Já disse noutra oportunidade que tenho muitas restrições ao pensamento do professor Flávio Brayner, do Centro de Educação da UFPE, tanto no campo pedagógico quando no administrativo, mas é fato que ele representa um tipo de esquerdista que quase não se encontra mais, isto é, um que de fato leu as obras que cita e que tem uma visão não sectária da atividade política. Desse modo, fazendo eco às palavras do Apóstolo: “Examinai tudo: abraçai o que é bom”, li um artigo recente dele (Jornal do Commercio, Recife, 27 de novembro de 2016) que possui uma crítica ao hedonismo contemporâneo plenamente aceitável num contexto conservador, e que compartilho agora:
Dois eventos importantes ocuparão as páginas dos jornais nos próximos dois anos: o bicentenário da Revolução Pernambucana e os 50 anos do Maio de 68 (Paris).
Vou comentar o último evento. Normalmente entendido como “um raio caído em pleno céu azul” ou uma “brecha” aberta na sociedade burguesa, na moral sexual, nas hierarquias das relações ou uma ruptura com a esquerda marxista, descortinando o universo do hedonismo moral, ali se viu a realização do princípio do prazer na política. Mas o fato é que os eventos de 68 produziram duas consequências radicais: um neo-rousseaunismo encarnado no movimento hippie e o terrorismo de esquerda vazado num desejo “progressista” de transformar o social pela violência.

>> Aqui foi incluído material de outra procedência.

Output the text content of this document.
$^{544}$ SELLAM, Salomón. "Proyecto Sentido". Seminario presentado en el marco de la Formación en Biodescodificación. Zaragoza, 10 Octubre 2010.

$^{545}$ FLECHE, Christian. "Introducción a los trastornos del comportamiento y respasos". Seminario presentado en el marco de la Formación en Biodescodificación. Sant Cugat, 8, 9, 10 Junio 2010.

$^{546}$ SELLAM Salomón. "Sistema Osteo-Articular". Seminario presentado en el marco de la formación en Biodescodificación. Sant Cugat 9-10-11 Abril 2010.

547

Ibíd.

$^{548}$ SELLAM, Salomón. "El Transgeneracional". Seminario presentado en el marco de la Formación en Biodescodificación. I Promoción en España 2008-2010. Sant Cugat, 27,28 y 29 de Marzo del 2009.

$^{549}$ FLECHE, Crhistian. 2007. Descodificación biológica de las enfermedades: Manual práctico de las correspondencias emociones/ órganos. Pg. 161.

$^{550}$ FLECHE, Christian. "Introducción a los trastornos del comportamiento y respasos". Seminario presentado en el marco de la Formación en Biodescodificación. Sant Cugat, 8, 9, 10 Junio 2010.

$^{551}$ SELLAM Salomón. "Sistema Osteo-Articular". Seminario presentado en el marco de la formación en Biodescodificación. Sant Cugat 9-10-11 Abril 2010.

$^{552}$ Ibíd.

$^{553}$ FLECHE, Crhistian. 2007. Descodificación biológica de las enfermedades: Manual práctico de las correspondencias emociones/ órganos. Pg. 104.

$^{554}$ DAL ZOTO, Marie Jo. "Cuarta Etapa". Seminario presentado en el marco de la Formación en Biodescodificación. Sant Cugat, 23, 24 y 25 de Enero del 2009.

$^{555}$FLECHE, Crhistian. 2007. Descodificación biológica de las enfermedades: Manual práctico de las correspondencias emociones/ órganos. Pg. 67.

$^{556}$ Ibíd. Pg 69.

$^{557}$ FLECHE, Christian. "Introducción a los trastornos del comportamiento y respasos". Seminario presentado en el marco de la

O filósofo francês Luc Ferry vem, no entanto, sustentando outra tese: a de que 68 só é compreensível nos quadros do pensamento anti-humanista contemporâneo (a fobia estruturalista pelo sujeito e a crítica pós moderna à ideia de “homem” produzida pelo humanismo). O outro lado dessa história é que, ao demolir as formas hierárquicas tradicionais, inaugurando uma outra ética do prazer e da felicidade pessoal, terminou-se por abrir as comportas do patológico hiperindividualismo contemporâneo. Ou seja: a crítica radical produziu o umbilicalismo como norma de vida, a cultura do narcisismo, a débâcle das autoridades familiares, pedagógicas, políticas… A dupla Tocqueville-Marcuse venceu Marx!
Se a antiga ética do dever e da contenção pessoal exigia freios e impunha impedimentos, ela fora substituída por outra, cuja marca principal é o desejo da eterna euforia, de privatização da vida, da “liberdade” sem autonomia nem independência de nossos “jovens”, de sucesso pessoal, perfomático, competitivo que o chamado “neoliberalismo” apenas institucionalizou, mas não criou. A sociedade do hiperconsumo é a expressão definitiva desta mudança.
Essa ética do trabalho pós-calvinista, com suas exigências de meritocracia competitiva e de “empreendedorismo”, aponta para um impasse: a sociedade civil moderna foi pensada como abdicação de parte da liberdade privada para a construção do bem comum. Como nós não pretendemos mais abrir mão da nossa liberdade privada, também não podemos mais construir “bens comuns” (republicanismo) e ficamos à mercê de um mercado que explora desejos e administra egos.